News of the find traveled around the world—at first with no mention of Vendyl Jones. However, the New York Times mentioned Jones and his volunteers on an inside page of the paper, after leading with Patrich on the front page, and the Jerusalem Post headlined a story Texan Unsung Hero of Qumran. But when Patrich wrote an eleven-page account of the dig in the Biblical Archaeology Review—with no mention of Vendyl Jones—the Texan’s volunteers revolted, writing letters to the editor such as this one from an Athens, Tennessee, minister named J. David Davis: “Please give credit where credit is due. Let those who sweated, cried, and bled on these digs know that the record can be corrected.”

During his next Israeli dig, Vendyl Jones settled the score on his own. He fired Joseph Patrich. “He had the chutzpah to tell me that I used him to become famous,” Jones says, wincing.

Until recently, Patrich was on sabbatical at the Harvard-affiliated Dunbarton Oaks, a research center in Washington, D.C. While he commends Jones for his excellent organizational abilities and the money and manpower the Texan has brought to Israel, he says that Jones’s search for the ashes is a pipe dream and that his efforts would be better used to excavate other caves for more realistic relics. “He’s not interested in archaeology too much, only in his fundamentalistic ideas,” says Patrich with a laugh. “What does the anointing oil have to do with the temple artifacts? He’s just wasting money and wasting time and wasting the goodwill of the people because of the place he insists on excavating.”

So Patrich was not honored to work beside the real Indiana Jones? The laugh grows into a roar. “What does it have to do with this particular person, other than that he is a Jones?” he asks. “There are maybe a hundred thousand million other Joneses in America. Indiana Jones! What does it have to do with this person?”

Then Patrich stops laughing. “So what do you know about the excavation?” he asks, pumping for information about Jones’s upcoming dig. “When is he going again? When is the next season scheduled?”

In March 29, Jones and 35 volunteers took off for Israel in search of the ashes of the red heifer.
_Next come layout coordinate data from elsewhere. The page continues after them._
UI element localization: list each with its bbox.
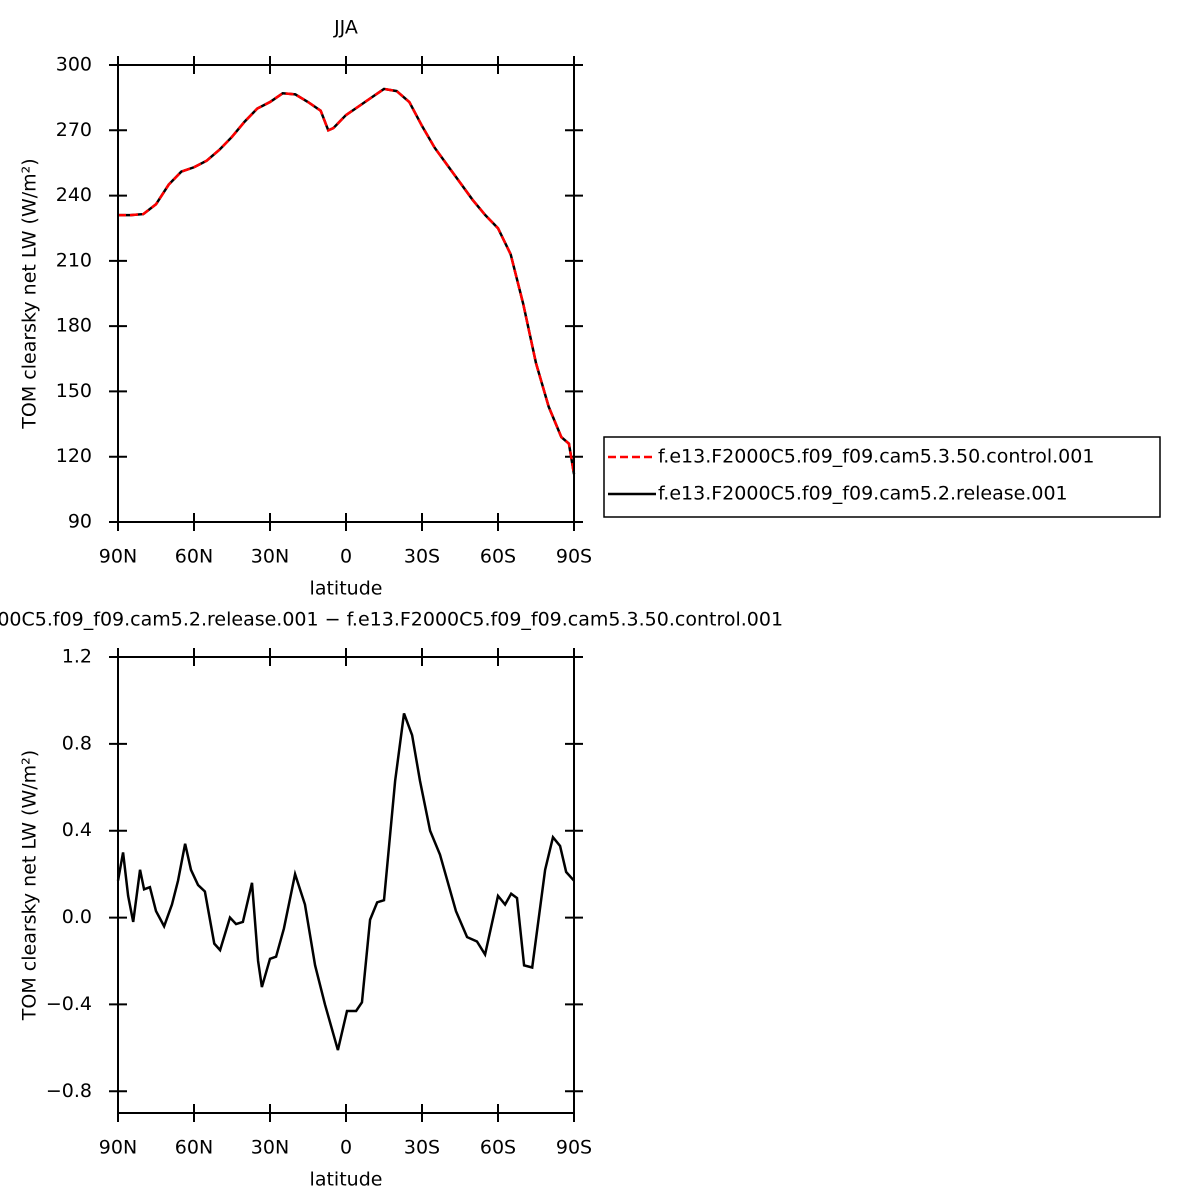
- x-tick-label: 90S: [556, 546, 592, 568]
- x-tick-label: 30S: [404, 1137, 440, 1159]
- x-tick-label: 90S: [556, 1137, 592, 1159]
- y-tick-label: −0.8: [46, 1080, 92, 1102]
- x-tick-label: 90N: [99, 1137, 137, 1159]
- y-tick-label: 210: [56, 249, 92, 271]
- x-tick-label: 60S: [480, 546, 516, 568]
- data-line: [118, 87, 576, 475]
- x-tick-label: 30N: [251, 1137, 289, 1159]
- x-tick-label: 0: [340, 1137, 352, 1159]
- y-axis-label: TOM clearsky net LW (W/m²): [19, 158, 41, 429]
- y-tick-label: 300: [56, 54, 92, 76]
- legend-box: [603, 436, 1161, 518]
- x-tick-label: 60S: [480, 1137, 516, 1159]
- y-tick-label: 270: [56, 119, 92, 141]
- x-tick-label: 90N: [99, 546, 137, 568]
- legend-label: f.e13.F2000C5.f09_f09.cam5.3.50.control.…: [658, 446, 1094, 468]
- plot-frame: [117, 656, 575, 1114]
- x-axis-label: latitude: [310, 578, 383, 600]
- x-tick-label: 60N: [175, 546, 213, 568]
- y-tick-label: 150: [56, 380, 92, 402]
- y-tick-label: 180: [56, 315, 92, 337]
- y-tick-label: 1.2: [62, 646, 92, 668]
- x-tick-label: 30N: [251, 546, 289, 568]
- y-tick-label: 240: [56, 184, 92, 206]
- y-axis-label: TOM clearsky net LW (W/m²): [19, 750, 41, 1021]
- y-tick-label: 90: [68, 511, 92, 533]
- x-tick-label: 60N: [175, 1137, 213, 1159]
- data-line: [118, 87, 576, 475]
- y-tick-label: 0.0: [62, 906, 92, 928]
- y-tick-label: 0.8: [62, 732, 92, 754]
- x-tick-label: 30S: [404, 546, 440, 568]
- x-axis-label: latitude: [310, 1169, 383, 1191]
- plot-frame: [117, 64, 575, 523]
- legend-label: f.e13.F2000C5.f09_f09.cam5.2.release.001: [658, 483, 1068, 505]
- data-line: [116, 713, 575, 1051]
- y-tick-label: 0.4: [62, 819, 92, 841]
- y-tick-label: 120: [56, 445, 92, 467]
- chart-title: JJA: [333, 17, 358, 39]
- y-tick-label: −0.4: [46, 993, 92, 1015]
- chart-title: f.e13.F2000C5.f09_f09.cam5.2.release.001…: [0, 609, 783, 631]
- x-tick-label: 0: [340, 546, 352, 568]
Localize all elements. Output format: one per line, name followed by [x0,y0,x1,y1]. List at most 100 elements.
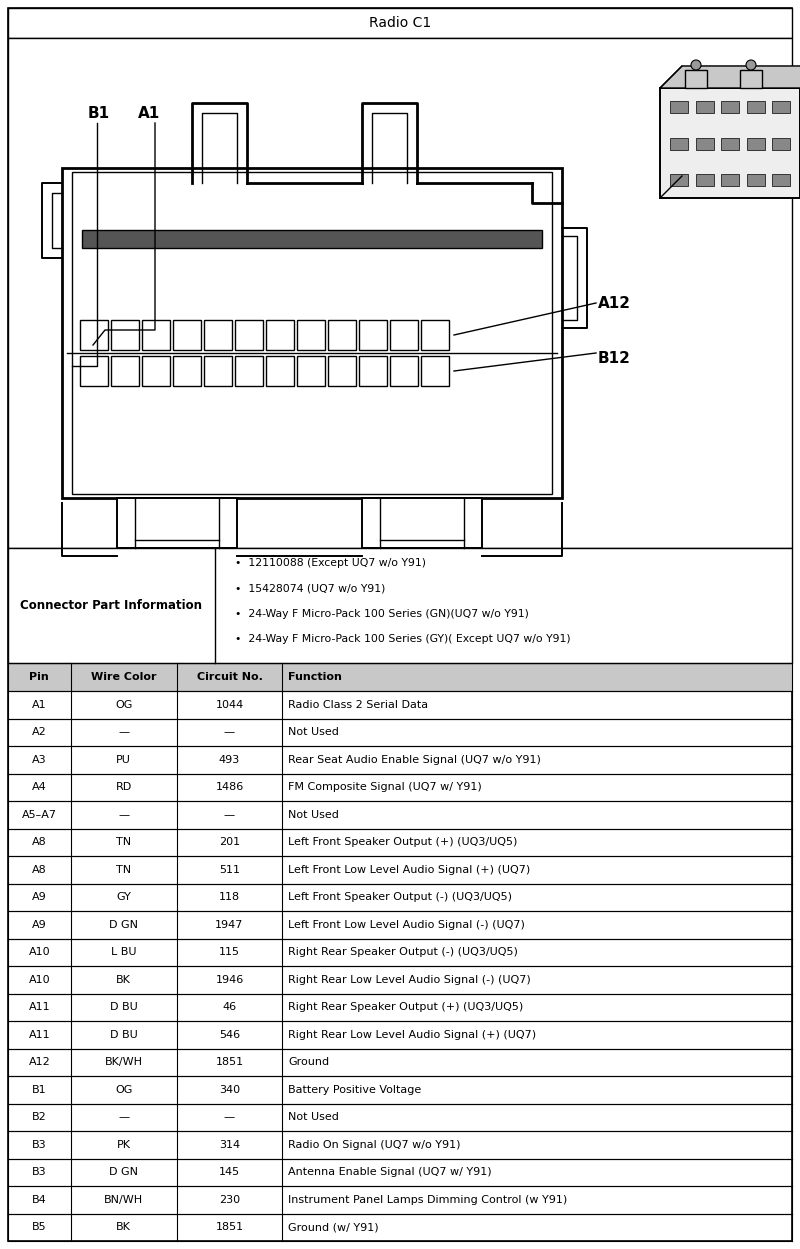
Text: 493: 493 [219,754,240,764]
Text: Function: Function [288,672,342,682]
Bar [359,356,387,386]
Text: Right Rear Speaker Output (+) (UQ3/UQ5): Right Rear Speaker Output (+) (UQ3/UQ5) [288,1002,524,1012]
Bar [695,137,714,150]
Text: TN: TN [116,864,131,874]
Text: BK: BK [116,974,131,984]
Text: •  12110088 (Except UQ7 w/o Y91): • 12110088 (Except UQ7 w/o Y91) [235,558,426,568]
Text: Right Rear Low Level Audio Signal (+) (UQ7): Right Rear Low Level Audio Signal (+) (U… [288,1029,537,1039]
Text: Pin: Pin [30,672,50,682]
Text: TN: TN [116,837,131,847]
Text: L BU: L BU [111,947,136,957]
Text: 1486: 1486 [215,782,244,792]
Text: 201: 201 [219,837,240,847]
Text: A8: A8 [32,837,46,847]
Bar [111,356,139,386]
Text: 118: 118 [219,892,240,902]
Text: 115: 115 [219,947,240,957]
Text: A11: A11 [29,1029,50,1039]
Text: Radio On Signal (UQ7 w/o Y91): Radio On Signal (UQ7 w/o Y91) [288,1140,461,1150]
Text: B1: B1 [32,1084,46,1095]
Text: B3: B3 [32,1140,46,1150]
Bar [297,320,325,350]
Text: A5–A7: A5–A7 [22,809,57,819]
Text: A9: A9 [32,892,46,902]
Text: A8: A8 [32,864,46,874]
Text: 46: 46 [222,1002,237,1012]
Text: Right Rear Low Level Audio Signal (-) (UQ7): Right Rear Low Level Audio Signal (-) (U… [288,974,531,984]
Bar [695,101,714,112]
Text: GY: GY [116,892,131,902]
Bar [670,101,688,112]
Bar [670,137,688,150]
Text: OG: OG [115,699,132,709]
Text: 511: 511 [219,864,240,874]
Text: Right Rear Speaker Output (-) (UQ3/UQ5): Right Rear Speaker Output (-) (UQ3/UQ5) [288,947,518,957]
Text: •  24-Way F Micro-Pack 100 Series (GY)( Except UQ7 w/o Y91): • 24-Way F Micro-Pack 100 Series (GY)( E… [235,633,570,643]
Text: B1: B1 [88,106,110,121]
Text: Not Used: Not Used [288,727,339,737]
Bar [62,169,562,498]
Bar [142,356,170,386]
Bar [266,320,294,350]
Text: Circuit No.: Circuit No. [197,672,262,682]
Text: Left Front Speaker Output (-) (UQ3/UQ5): Left Front Speaker Output (-) (UQ3/UQ5) [288,892,512,902]
Text: 145: 145 [219,1168,240,1178]
Bar [173,320,201,350]
Bar [695,174,714,186]
Text: A1: A1 [138,106,160,121]
Text: 340: 340 [219,1084,240,1095]
Text: A2: A2 [32,727,46,737]
Text: A10: A10 [29,974,50,984]
Text: —: — [118,727,130,737]
Text: Not Used: Not Used [288,1113,339,1123]
Text: 1946: 1946 [215,974,244,984]
Polygon shape [660,66,800,87]
Text: FM Composite Signal (UQ7 w/ Y91): FM Composite Signal (UQ7 w/ Y91) [288,782,482,792]
Text: B2: B2 [32,1113,46,1123]
Bar [328,320,356,350]
Bar [772,137,790,150]
Bar [111,320,139,350]
Text: Left Front Speaker Output (+) (UQ3/UQ5): Left Front Speaker Output (+) (UQ3/UQ5) [288,837,518,847]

By mid-April, they had unearthed nine hundred pounds of a red substance believed to be Second Temple incense. A month later, however, the Israeli Departmentof Antiquities canceled Jones’s permit and ordered him to shut the dig down.

But Jones would not be deterred: He refused to leave the site without a court order, challenged the Israeli bureaucracy in the press, and threatened to petition the courts for access to the caves. Now back in Arlington, he’s plotting another excavation, a seven-month dig that he’s confident will uncover the ashes. Even then, Jones’s quest will continue—until he’s found all the lost treasures. “There’s four hundred caves down there, and only forty have been excavated or plundered,” he says. In other words, Vendyl Jones is eager to begin another sequel.